Ein leises Sirenengeheul in der Ferne ließ mich allerdings erneut erschaudern. Waren die etwa immer noch hinter uns her? Panisch blickte ich zu Bella, die aber immer noch ganz ruhig wirkte und erneut die Kurzwahl ihres Handys betätigte.

„Bin durch“, sagte sie knapp und ein leises Seufzen war zu hören. „Hattest du etwa Angst um mich?“, fügte sie grinsend an.

„Natürlich“, antwortete der Typ sofort. „Denn aus dem Knast hätte ich dich nicht raus holen können, dass weißt du. Ich habe dir schon so oft gesagt, dass du den Chief nicht immer so reizen sollst. Irgendwann musste das ja passieren. Langsam kennt er alle deine Tricks...“

„Ja, Papa“, erwiderte Bella lachend.

„Hast du mich gerade etwa „Papa“ genannt?“, grollte der Typ. „Und wegen dir bin ich gerade extra aufgestanden und habe die Jungs zusammen getrommelt. Du kleines, undankbares Etwas.“

„Och, Hasimausi“, antwortete ihm Bella beschwichtigend und ich hörte ein Lachen vom Rücksitz. „Nicht böse sein. Ich mach es Dir auch am Körper wieder gut.“ Ihre Stimme schnurrte förmlich. „Hab übrigens grad die Handschellen gefunden, die wir letztens gesucht haben. Waren im Handschuhfach.“

„Mhmmm“, machte der Typ und am Klang seiner Stimme war unverkennbar, in welche Richtung seine Gedanken gingen. „Bist du allein unterwegs?“

„Nein, Süßer. Leider nicht. Ich war mit den Jungs aus. Allein würde ich mich doch nie trauen, den Chief dermaßen zu ärgern. Da verschwinde ich doch ungesehen in irdendeinem Loch und er schmeißt den Schlüssel weg.“

„Schade eigentlich“, kam es von dem Typen. „Sonst hättest du noch mit zu mir kommen können. Aber nun denn, dann werden wir euch erst einmal sicher da raus holen. Damit der Chief dich nicht doch noch zu fassen kriegt. Wäre schade, wenn du in seinem Knast langsam Falten bekommst…“

Also, jetzt verstand ich nur noch Bahnhof. Aber nicht wegen der Polizei, sondern wegen Jake. Es war mir immer noch unbegreiflich, dass er zu dem Ganzen hier nichts sagte. Führten die zwei etwa eine offene Beziehung oder warum ließ er Bella hier so schamlos mit dem Fremden am Telefon flirten? In meinem Kopf rotierten die Gedanken. Einerseits über die Polizei und meine Tarnung. Andererseits über Bella, Jake und diesen Typ, mit dem sie ständig telefonierte. Und so langsam tat mir echt auch der Kopf weh. Vielleicht hätte ich weniger trinken sollen.

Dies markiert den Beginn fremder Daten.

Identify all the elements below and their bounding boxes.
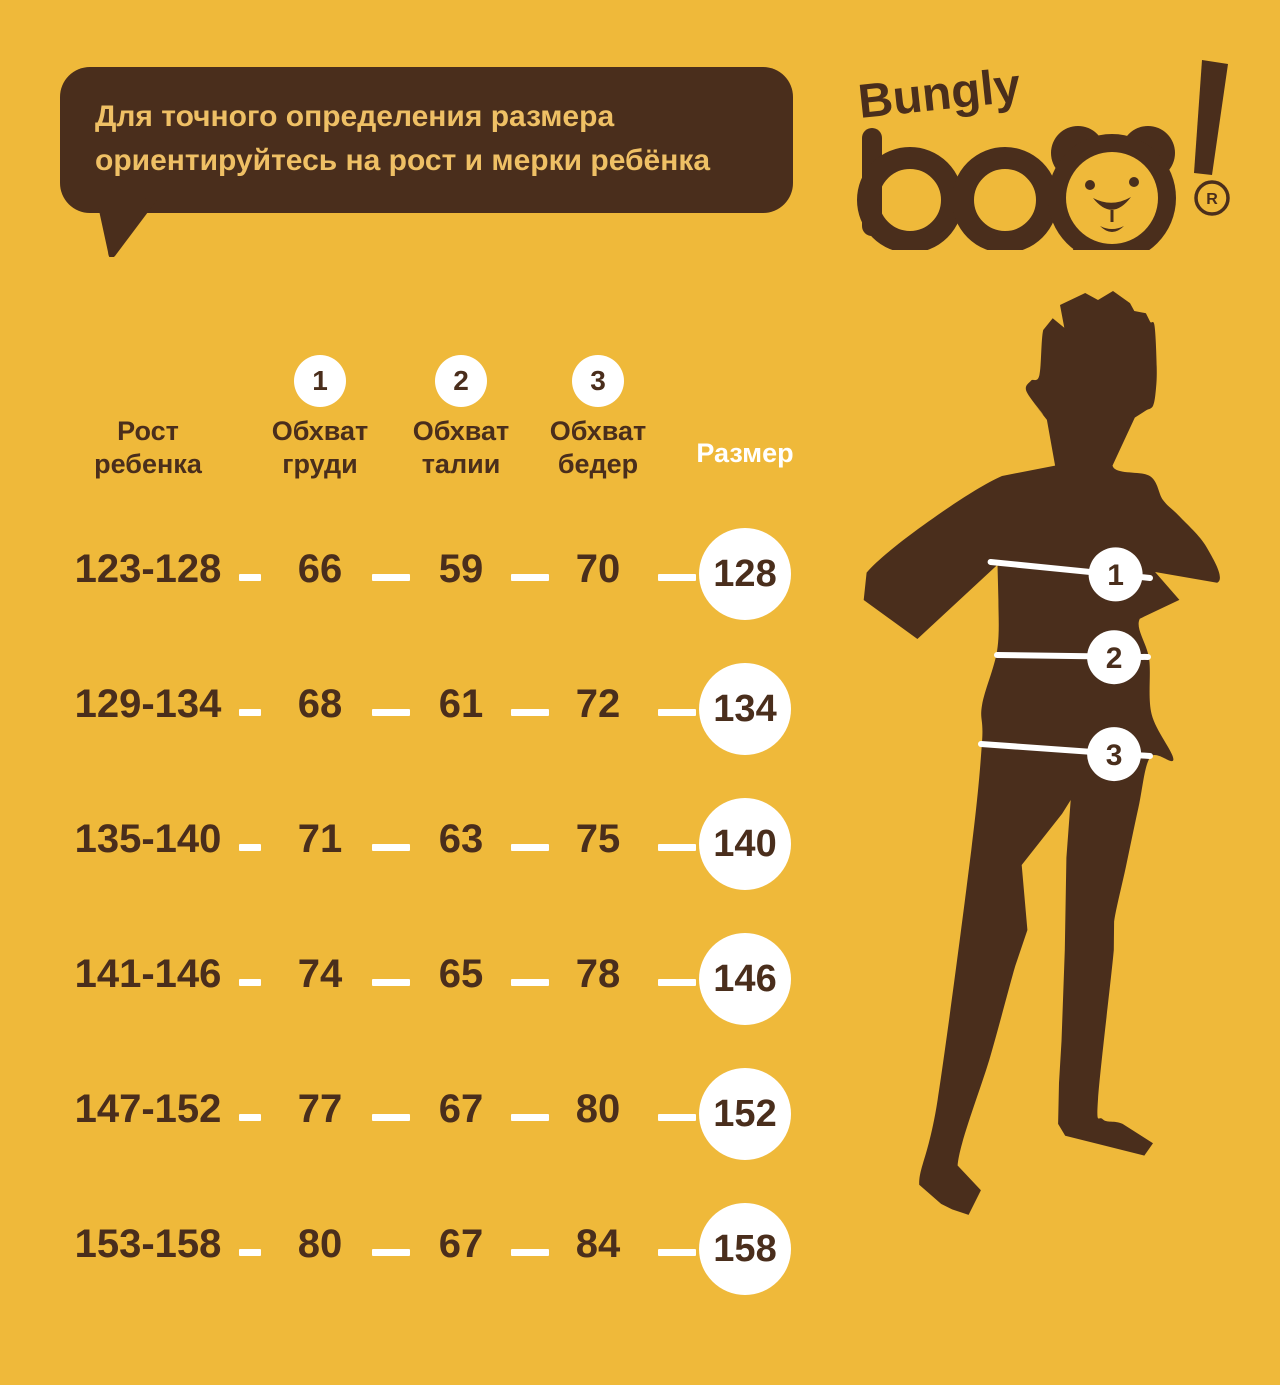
svg-text:1: 1 [1107, 559, 1124, 592]
svg-text:2: 2 [1106, 642, 1123, 675]
svg-text:3: 3 [1106, 739, 1123, 772]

Ganz sicher hätte ich weniger trinken sollen. Und ich hätte nicht in dieses Auto steigen sollen. Am besten ich wäre gar nicht erst mitgekommen. Oder wenigstens zurück nach Hause gefahren, sobald ich Bella gesehen hatte. Denn irgendwie zog sie den Ärger magisch an. Und genau das, konnte ich eigentlich gar nicht gebrauchen. Doch seltsamerweise fühlte ich mich nicht unwohl in ihrer Gegenwart. Eher das Gegenteil war der Fall. Ich fühlte mich pudelwohl. Bis auf meinen Kopf, aber dafür konnte ich Bella nicht die Schuld geben.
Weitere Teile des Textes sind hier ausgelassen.